The aim is to discourage multinationals from booking profits in low-tax countries regardless of where their income is earned.
Yellen confirmed she was working to agree a global floor for company taxes with counterparts ahead of a G20 meeting this week. While she left open what rate that could be, the Biden administration wants a minimum tax on US corporations of 21% no matter where they earn the income, up from 10.5% currently.
“I'm in high spirits that with this corporate taxation initiative, we'll manage to put an end to the worldwide race to the bottom in taxation,” German finance minister Olaf Scholz, a firm backer of the initiative, said.
He said any deal must include rules on how to tax cross-border business by digital tech giants, which is the second focus of international tax talks under way at the Organisation for Economic Co-operation and Development (OECD).
French finance minister Bruno Le Maire, who had clashed with the previous US administration over international tax, said he welcomed Yellen's pledge.
“A global agreement on international taxation is now within reach,” he said. “We must seize this historic opportunity.”
The proposed US minimum is higher than that discussed so far at the OECD, which has been closer to 12.5% and happens to be the current Irish corporate tax rate.
Irish finance minister Paschal Donohoe voiced concerns about how a global minimum rate would affect a smaller economy such as Ireland's, which had chosen a low-tax model to attract international investment.
But he acknowledged: “The catalysts for that change have been supercharged by the effect of the pandemic because large economies all over the world are now focused on how they can increase their tax revenue in the years ahead.”

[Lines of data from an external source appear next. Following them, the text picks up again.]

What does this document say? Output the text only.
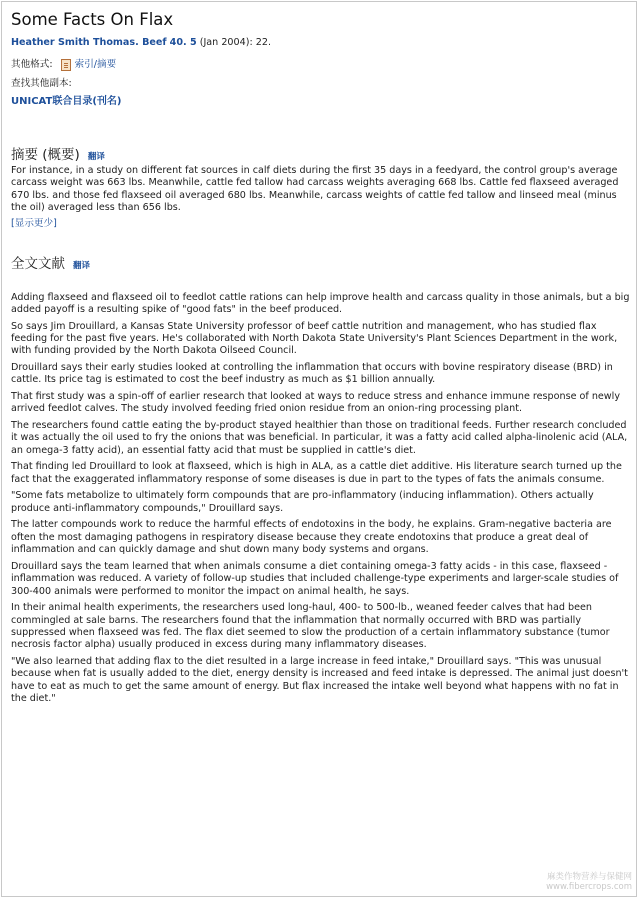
Some Facts On Flax
Heather Smith Thomas. Beef 40. 5 (Jan 2004): 22.
其他格式: 索引/摘要
查找其他副本:
UNICAT联合目录(刊名)
摘要 (概要) 翻译

For instance, in a study on different fat sources in calf diets during the first 35 days in a feedyard, the control group's average carcass weight was 663 lbs. Meanwhile, cattle fed tallow had carcass weights averaging 668 lbs. Cattle fed flaxseed averaged 670 lbs. and those fed flaxseed oil averaged 680 lbs. Meanwhile, carcass weights of cattle fed tallow and linseed meal (minus the oil) averaged less than 656 lbs.

[显示更少]
全文文献 翻译

Adding flaxseed and flaxseed oil to feedlot cattle rations can help improve health and carcass quality in those animals, but a big added payoff is a resulting spike of "good fats" in the beef produced.

So says Jim Drouillard, a Kansas State University professor of beef cattle nutrition and management, who has studied flax feeding for the past five years. He's collaborated with North Dakota State University's Plant Sciences Department in the work, with funding provided by the North Dakota Oilseed Council.

Drouillard says their early studies looked at controlling the inflammation that occurs with bovine respiratory disease (BRD) in cattle. Its price tag is estimated to cost the beef industry as much as $1 billion annually.

That first study was a spin-off of earlier research that looked at ways to reduce stress and enhance immune response of newly arrived feedlot calves. The study involved feeding fried onion residue from an onion-ring processing plant.

The researchers found cattle eating the by-product stayed healthier than those on traditional feeds. Further research concluded it was actually the oil used to fry the onions that was beneficial. In particular, it was a fatty acid called alpha-linolenic acid (ALA, an omega-3 fatty acid), an essential fatty acid that must be supplied in cattle's diet.

That finding led Drouillard to look at flaxseed, which is high in ALA, as a cattle diet additive. His literature search turned up the fact that the exaggerated inflammatory response of some diseases is due in part to the types of fats the animals consume.

"Some fats metabolize to ultimately form compounds that are pro-inflammatory (inducing inflammation). Others actually produce anti-inflammatory compounds," Drouillard says.

The latter compounds work to reduce the harmful effects of endotoxins in the body, he explains. Gram-negative bacteria are often the most damaging pathogens in respiratory disease because they create endotoxins that produce a great deal of inflammation and can quickly damage and shut down many body systems and organs.

Drouillard says the team learned that when animals consume a diet containing omega-3 fatty acids - in this case, flaxseed - inflammation was reduced. A variety of follow-up studies that included challenge-type experiments and larger-scale studies of 300-400 animals were performed to monitor the impact on animal health, he says.

In their animal health experiments, the researchers used long-haul, 400- to 500-lb., weaned feeder calves that had been commingled at sale barns. The researchers found that the inflammation that normally occurred with BRD was partially suppressed when flaxseed was fed. The flax diet seemed to slow the production of a certain inflammatory substance (tumor necrosis factor alpha) usually produced in excess during many inflammatory diseases.

"We also learned that adding flax to the diet resulted in a large increase in feed intake," Drouillard says. "This was unusual because when fat is usually added to the diet, energy density is increased and feed intake is depressed. The animal just doesn't have to eat as much to get the same amount of energy. But flax increased the intake well beyond what happens with no fat in the diet."

麻类作物营养与保健网
www.fibercrops.com
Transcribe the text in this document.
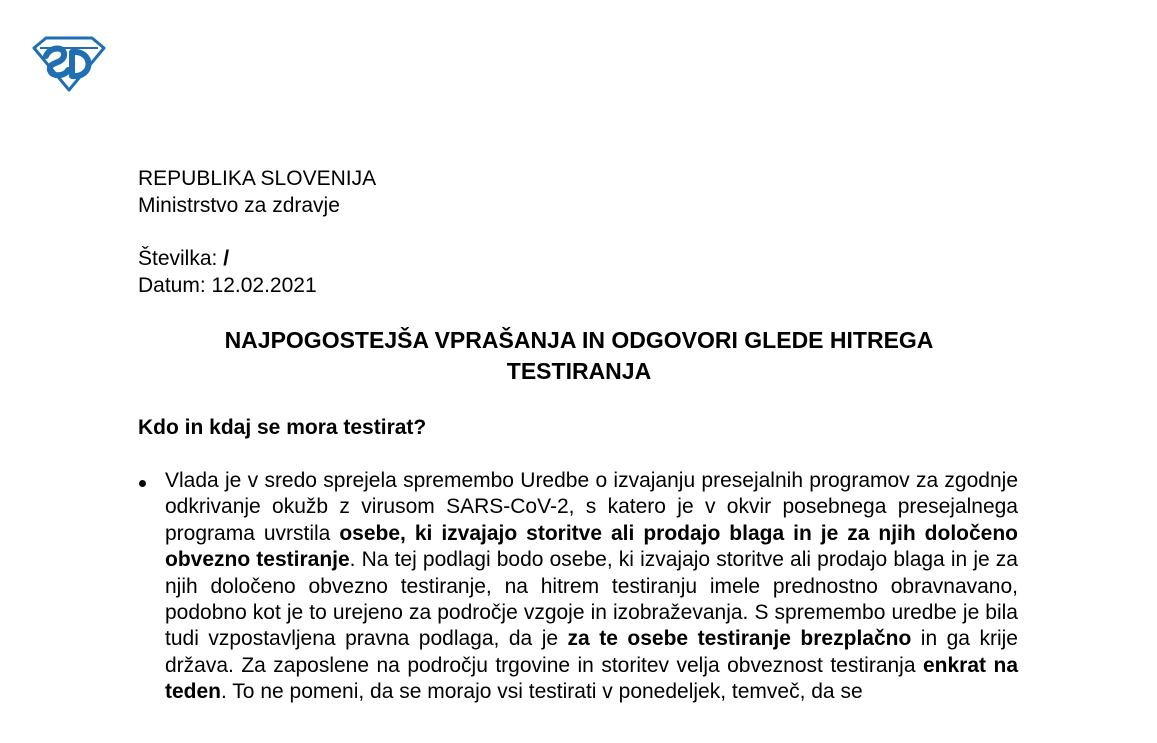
REPUBLIKA SLOVENIJA
Ministrstvo za zdravje
Številka: /
Datum: 12.02.2021
NAJPOGOSTEJŠA VPRAŠANJA IN ODGOVORI GLEDE HITREGA
TESTIRANJA
Kdo in kdaj se mora testirat?
Vlada je v sredo sprejela spremembo Uredbe o izvajanju presejalnih programov za zgodnje odkrivanje okužb z virusom SARS-CoV-2, s katero je v okvir posebnega presejalnega programa uvrstila osebe, ki izvajajo storitve ali prodajo blaga in je za njih določeno obvezno testiranje. Na tej podlagi bodo osebe, ki izvajajo storitve ali prodajo blaga in je za njih določeno obvezno testiranje, na hitrem testiranju imele prednostno obravnavano, podobno kot je to urejeno za področje vzgoje in izobraževanja. S spremembo uredbe je bila tudi vzpostavljena pravna podlaga, da je za te osebe testiranje brezplačno in ga krije država. Za zaposlene na področju trgovine in storitev velja obveznost testiranja enkrat na teden. To ne pomeni, da se morajo vsi testirati v ponedeljek, temveč, da se
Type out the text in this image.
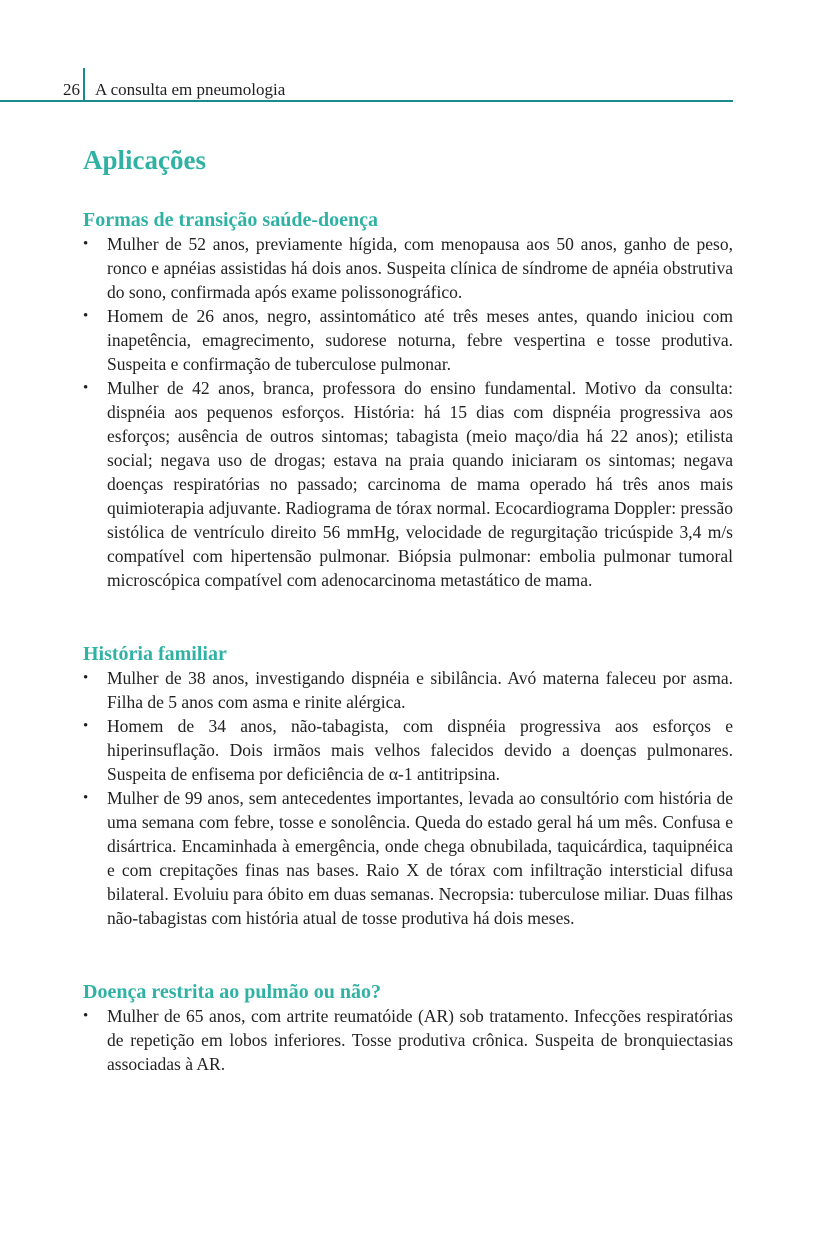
26 A consulta em pneumologia
Aplicações
Formas de transição saúde-doença
•	Mulher de 52 anos, previamente hígida, com menopausa aos 50 anos, ganho de peso, ronco e apnéias assistidas há dois anos. Suspeita clínica de síndrome de apnéia obstrutiva do sono, confirmada após exame polissonográfico.
•	Homem de 26 anos, negro, assintomático até três meses antes, quando iniciou com inapetência, emagrecimento, sudorese noturna, febre vespertina e tosse produtiva. Suspeita e confirmação de tuberculose pulmonar.
•	Mulher de 42 anos, branca, professora do ensino fundamental. Motivo da consulta: dispnéia aos pequenos esforços. História: há 15 dias com dispnéia progressiva aos esforços; ausência de outros sintomas; tabagista (meio maço/dia há 22 anos); etilista social; negava uso de drogas; estava na praia quando iniciaram os sintomas; negava doenças respiratórias no passado; carcinoma de mama operado há três anos mais quimioterapia adjuvante. Radiograma de tórax normal. Ecocardiograma Doppler: pressão sistólica de ventrículo direito 56 mmHg, velocidade de regurgitação tricúspide 3,4 m/s compatível com hipertensão pulmonar. Biópsia pulmonar: embolia pulmonar tumoral microscópica compatível com adenocarcinoma metastático de mama.
História familiar
•	Mulher de 38 anos, investigando dispnéia e sibilância. Avó materna faleceu por asma. Filha de 5 anos com asma e rinite alérgica.
•	Homem de 34 anos, não-tabagista, com dispnéia progressiva aos esforços e hiperinsuflação. Dois irmãos mais velhos falecidos devido a doenças pulmonares. Suspeita de enfisema por deficiência de α-1 antitripsina.
•	Mulher de 99 anos, sem antecedentes importantes, levada ao consultório com história de uma semana com febre, tosse e sonolência. Queda do estado geral há um mês. Confusa e disártrica. Encaminhada à emergência, onde chega obnubilada, taquicárdica, taquipnéica e com crepitações finas nas bases. Raio X de tórax com infiltração intersticial difusa bilateral. Evoluiu para óbito em duas semanas. Necropsia: tuberculose miliar. Duas filhas não-tabagistas com história atual de tosse produtiva há dois meses.
Doença restrita ao pulmão ou não?
•	Mulher de 65 anos, com artrite reumatóide (AR) sob tratamento. Infecções respiratórias de repetição em lobos inferiores. Tosse produtiva crônica. Suspeita de bronquiectasias associadas à AR.
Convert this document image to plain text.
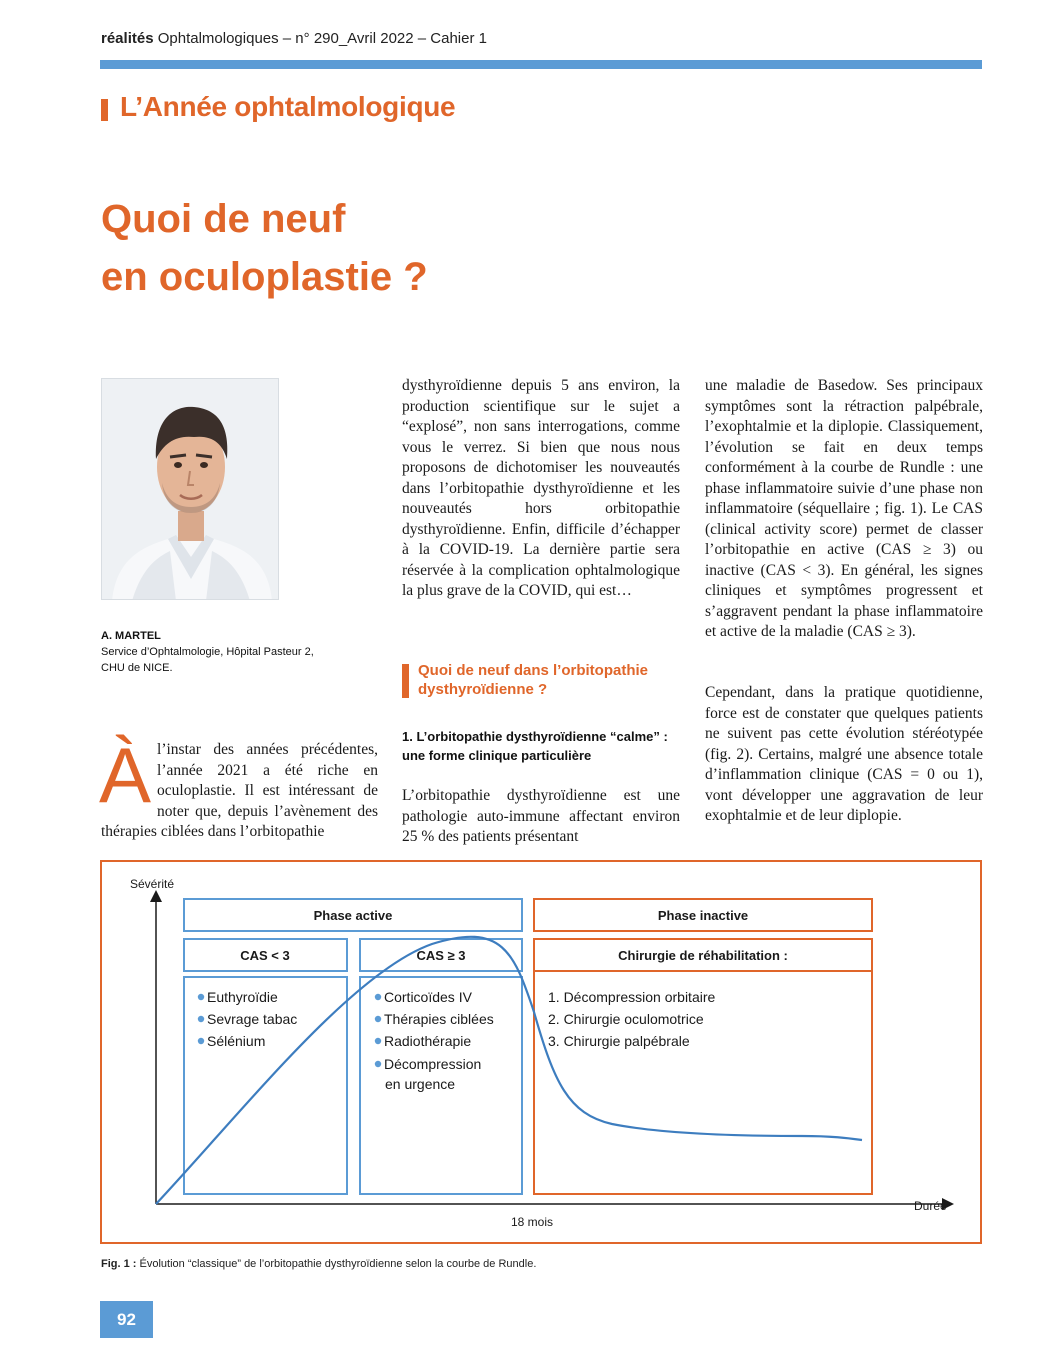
réalités Ophtalmologiques – n° 290_Avril 2022 – Cahier 1
L’Année ophtalmologique
Quoi de neuf
en oculoplastie ?
A. MARTEL
Service d’Ophtalmologie, Hôpital Pasteur 2,
CHU de NICE.
À l’instar des années précédentes, l’année 2021 a été riche en oculoplastie. Il est intéressant de noter que, depuis l’avènement des thérapies ciblées dans l’orbitopathie

dysthyroïdienne depuis 5 ans environ, la production scientifique sur le sujet a “explosé”, non sans interrogations, comme vous le verrez. Si bien que nous nous proposons de dichotomiser les nouveautés dans l’orbitopathie dysthyroïdienne et les nouveautés hors orbitopathie dysthyroïdienne. Enfin, difficile d’échapper à la COVID-19. La dernière partie sera réservée à la complication ophtalmologique la plus grave de la COVID, qui est…

Quoi de neuf dans l’orbitopathie dysthyroïdienne ?
1. L’orbitopathie dysthyroïdienne “calme” : une forme clinique particulière

L’orbitopathie dysthyroïdienne est une pathologie auto-immune affectant environ 25 % des patients présentant

une maladie de Basedow. Ses principaux symptômes sont la rétraction palpébrale, l’exophtalmie et la diplopie. Classiquement, l’évolution se fait en deux temps conformément à la courbe de Rundle : une phase inflammatoire suivie d’une phase non inflammatoire (séquellaire ; fig. 1). Le CAS (clinical activity score) permet de classer l’orbitopathie en active (CAS ≥ 3) ou inactive (CAS < 3). En général, les signes cliniques et symptômes progressent et s’aggravent pendant la phase inflammatoire et active de la maladie (CAS ≥ 3).

Cependant, dans la pratique quotidienne, force est de constater que quelques patients ne suivent pas cette évolution stéréotypée (fig. 2). Certains, malgré une absence totale d’inflammation clinique (CAS = 0 ou 1), vont développer une aggravation de leur exophtalmie et de leur diplopie.

Sévérité
Durée
18 mois
Phase active	Phase inactive
CAS < 3	CAS ≥ 3	Chirurgie de réhabilitation :
Euthyroïdie
Sevrage tabac
Sélénium
Corticoïdes IV
Thérapies ciblées
Radiothérapie
Décompression
en urgence
1. Décompression orbitaire
2. Chirurgie oculomotrice
3. Chirurgie palpébrale
Fig. 1 : Évolution “classique” de l’orbitopathie dysthyroïdienne selon la courbe de Rundle.
92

With its much higher proposed rate for US companies, Washington will be eager to ensure that the rate agreed internationally is as close as possible to its 21% rate.
A French finance ministry source said it was not certain the proposed US minimum would make it through Congress, where the bill is likely to face stiff opposition from Republicans, but said the initiative would still add impetus.
“We think that the shift in the American administration's position can breathe new life into negotiations with European countries with extremely low rates,” the source said on condition of anonymity.
Swedish finance minister Magdalena Andersson said there was “a long journey” until any deal was reached, but the Biden administration has given a positive sign of intent.
“This shows that the US is interested in being a global player again and being part of the global discussion on important questions,” Andersson said.